La prière national organisée par la famille présidentielle en vue de rendre grâce à Dieu pour les six années que le président de la République du Burundi vient de passer au pouvoir, se poursuit pour sa dernière journée au stade Umuco de Muyinga en province de Buhumuza. Mgr Emmanuel Sinzohagera a, à cette occasion, dispensé des enseignements aux leaders centrés sur le leadership et la bonne gouvernance.


Dans son enseignement, Emmanuel Sinzohagera a défini le leadership comme la responsabilité d’apporter un changement positif dans la vie des autres, en les protégeant et en les guidant vers une vision commune.
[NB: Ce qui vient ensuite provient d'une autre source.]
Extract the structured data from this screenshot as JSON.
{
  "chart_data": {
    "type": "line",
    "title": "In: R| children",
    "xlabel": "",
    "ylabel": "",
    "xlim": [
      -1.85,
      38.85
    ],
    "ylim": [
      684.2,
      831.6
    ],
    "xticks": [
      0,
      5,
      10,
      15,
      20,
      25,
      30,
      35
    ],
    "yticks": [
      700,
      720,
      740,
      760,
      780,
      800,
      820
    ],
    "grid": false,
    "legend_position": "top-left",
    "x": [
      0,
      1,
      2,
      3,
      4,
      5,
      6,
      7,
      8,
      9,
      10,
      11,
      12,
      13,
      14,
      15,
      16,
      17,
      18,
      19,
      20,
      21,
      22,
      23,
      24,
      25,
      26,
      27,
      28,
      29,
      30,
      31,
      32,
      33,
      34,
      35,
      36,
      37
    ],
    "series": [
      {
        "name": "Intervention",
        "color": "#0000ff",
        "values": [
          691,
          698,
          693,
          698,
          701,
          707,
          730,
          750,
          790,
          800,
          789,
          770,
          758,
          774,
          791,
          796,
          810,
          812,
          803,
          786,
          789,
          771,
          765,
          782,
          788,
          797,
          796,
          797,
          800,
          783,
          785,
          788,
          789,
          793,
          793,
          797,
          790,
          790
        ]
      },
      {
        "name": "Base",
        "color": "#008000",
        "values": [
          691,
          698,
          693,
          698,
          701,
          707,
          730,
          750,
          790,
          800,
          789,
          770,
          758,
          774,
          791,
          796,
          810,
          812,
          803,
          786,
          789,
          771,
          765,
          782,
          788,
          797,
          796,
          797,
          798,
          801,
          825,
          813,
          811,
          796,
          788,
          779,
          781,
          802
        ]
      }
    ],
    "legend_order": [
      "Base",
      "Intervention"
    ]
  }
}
Il a rappelé aux dirigeants que le temps constitue un capital précieux qui doit être mis au service du bien-être des personnes dont ils ont la charge. Il souligne que l’exercice du pouvoir n’a de sens que s’il contribue à l’épanouissement de la population.
Selon lui, un bon dirigeant est, avant tout, au service des autres. Il doit savoir écouter, faire preuve d’humilité, avoir une vision claire et entretenir une relation étroite avec Dieu. Il s’insurge en faux contre un mauvais leadership, caractérisé notamment par la quête des privilèges, le refus des conseils, la volonté de tout contrôler, l’utilisation de son pouvoir à des fins personnelles, le recours à la peur comme mode de gouvernance, ainsi que le manque de redevabilité.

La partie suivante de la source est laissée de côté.